The Casa Enzo Ferrari Museum
The museum consists of two distinct buildings: a brick building which was the birthplace of Enzo Ferrari (the founder of Ferrari) and a stunning wave-like building which houses an exhibition documenting Modena’s automobile and racing history, with a special focus on Mr. Ferrari, from his humble beginnings to becoming a household name.
Perhaps it was the brilliant mix of history, the cavernous interior and the incredibly sexy cars, or the artistic splendor of these machines. I’m not sure, but I felt like a kid in a surreal candy store! A single red line guided me past vintage racing cars produced by the likes of Maserati, Mercedes, McLaren Honda, Williams Renault and of course Ferrari.
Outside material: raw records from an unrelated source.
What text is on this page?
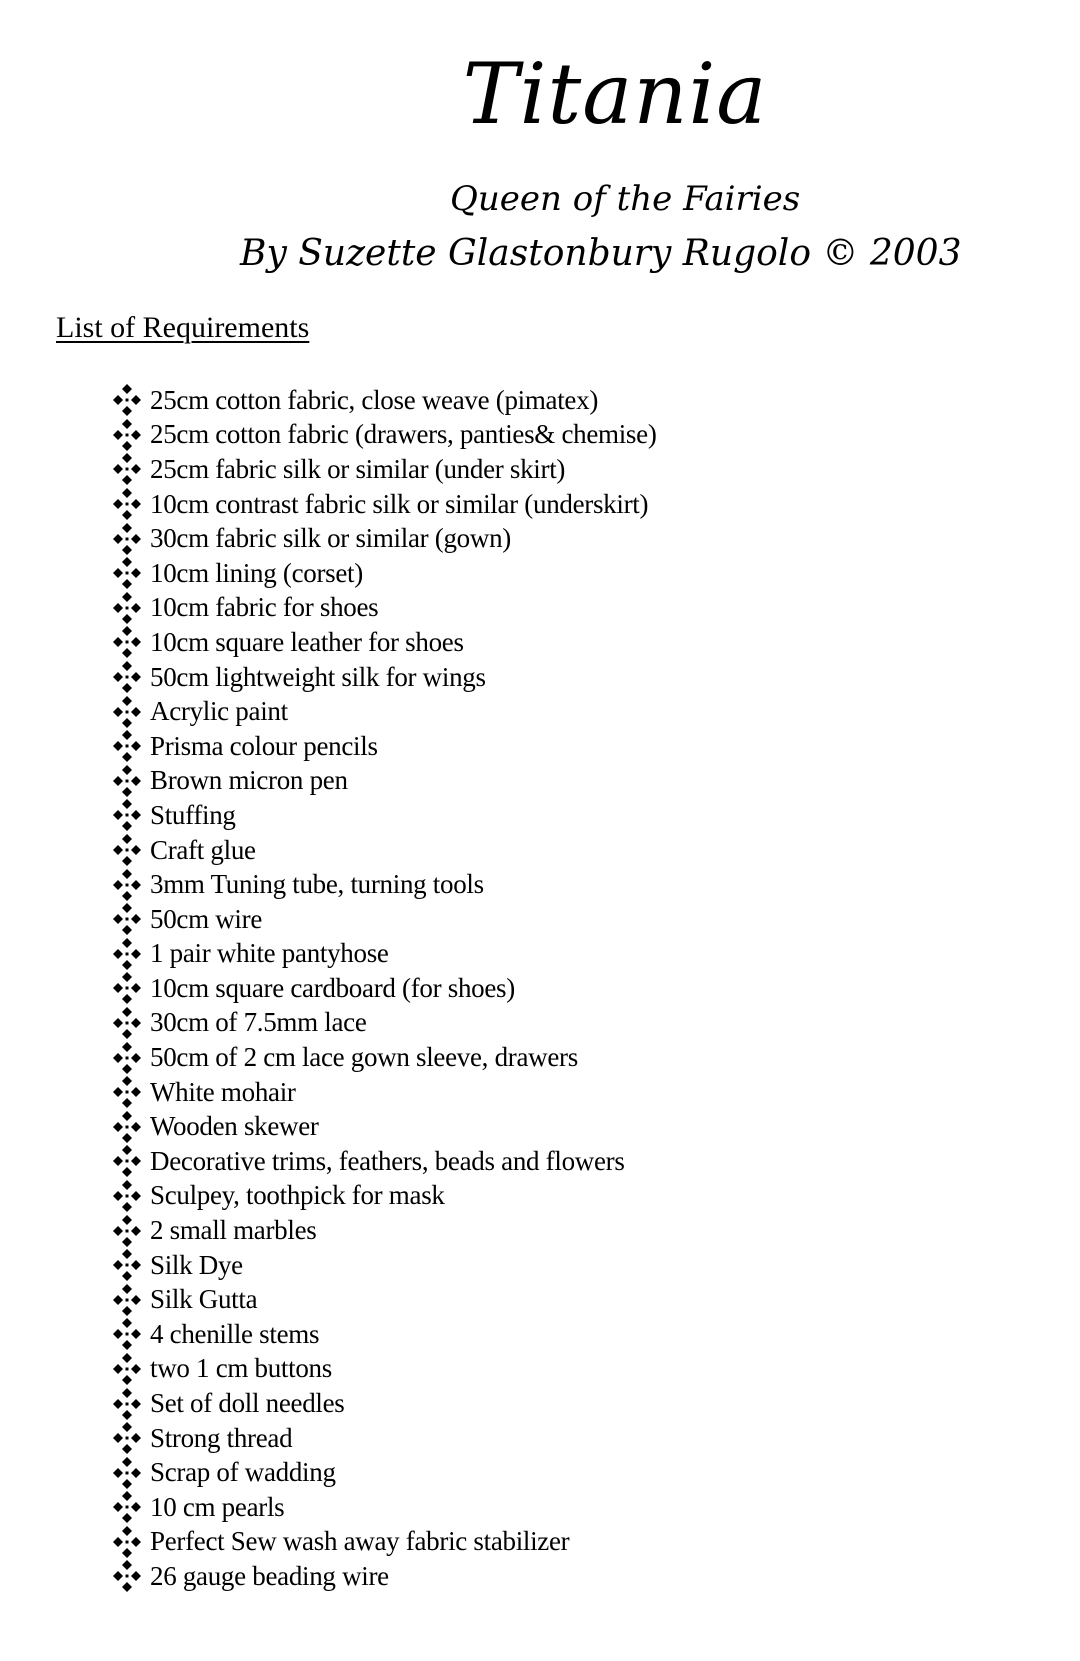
Titania
Queen of the Fairies
By Suzette Glastonbury Rugolo © 2003
List of Requirements
25cm cotton fabric, close weave (pimatex)
25cm cotton fabric (drawers, panties& chemise)
25cm fabric silk or similar (under skirt)
10cm contrast fabric silk or similar (underskirt)
30cm fabric silk or similar (gown)
10cm lining (corset)
10cm fabric for shoes
10cm square leather for shoes
50cm lightweight silk for wings
Acrylic paint
Prisma colour pencils
Brown micron pen
Stuffing
Craft glue
3mm Tuning tube, turning tools
50cm wire
1 pair white pantyhose
10cm square cardboard (for shoes)
30cm of 7.5mm lace
50cm of 2 cm lace gown sleeve, drawers
White mohair
Wooden skewer
Decorative trims, feathers, beads and flowers
Sculpey, toothpick for mask
2 small marbles
Silk Dye
Silk Gutta
4 chenille stems
two 1 cm buttons
Set of doll needles
Strong thread
Scrap of wadding
10 cm pearls
Perfect Sew wash away fabric stabilizer
26 gauge beading wire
I was drawn to learn more about the cars and their history through their sleek, curvy lines and smooth, shiny surfaces. I never expected it but I couldn’t take my eyes off of these breathtakingly beautiful automobiles. Each car was an awe-inspiring work of art!
A stroll around Modena
Our next stop was the historic centre of Modena, a town that’s just as famous for its balsamic vinegar as its cars. We strolled around the atmospheric streets, taking in the gorgeous terracotta/yellow buildings, its elegant porticoes, the charming town square and striking Cathedral.
Lunch at L’Erba del Rei was a fabulous treat. Accompanied by a selection of regional wines, we kicked off with a parmesan cheese platter, followed by passatelli with chicken ragout, veal with roasted potatoes and zuppa inglese (a custard-based dessert). Bliss!
The buzzing Ferrari Museum
Feeling rather sleepy after lunch, we stumbled out of the restaurant to find our driver patiently waiting for us. Within a minute, we were off to our next stop: the Ferrari Museum in Maranello. Whereas the Enzo Ferrari Museum was like a tranquil abode, a temple devoted to automotive perfection, the Ferrari Museum was a hive of activity, with men, women and children from all corners of the planet excitedly prancing around the cars in glee. Aside from the impressive collection of Ferrari’s, there’s a range of activities to keep whole families occupied such as guided tours, videos, a F1 Race Simulator and track and factory tours.
It truly was impressive to see this collection of prize-winning Ferrari’s, including ones that have been featured in famous movies. My favourite section was the concept cars where the mind-boggling process of creating an equally mind-boggling automobile was shown; from the drawing board, through the various phases to the finished product.
I left the museum with a chuckle and a thought: I still had no idea how an engine works but I felt inspired by these engineering and design marvels. These cars were true works of art. Even if you’re not interested in cars, the museums make for a more than worthwhile visit. You may, like me, leave with a whole new perspective on automotive design and engineering.
There are many more things to see and do in the Motor Valley such as test-drive a Ferrari on a race-track, tour the Pagani factory, and visit the Feruccio Lamborghini Museum or the Ducati Museum. You can do it in style (like we did) in a private car and throw in a terrific lunch in Modena, or you can take the train to Modena from Bologna (there are frequent connections) and spend a few days exploring Modena and the Motor Valley by public transport. You can buy a combi-ticket for both Ferrari museums and there’s a shuttle bus that connects the two. Whichever option you choose, if you’re visiting Emilia Romagna, a trip to Modena’s Motor Valley shouldn’t be missed.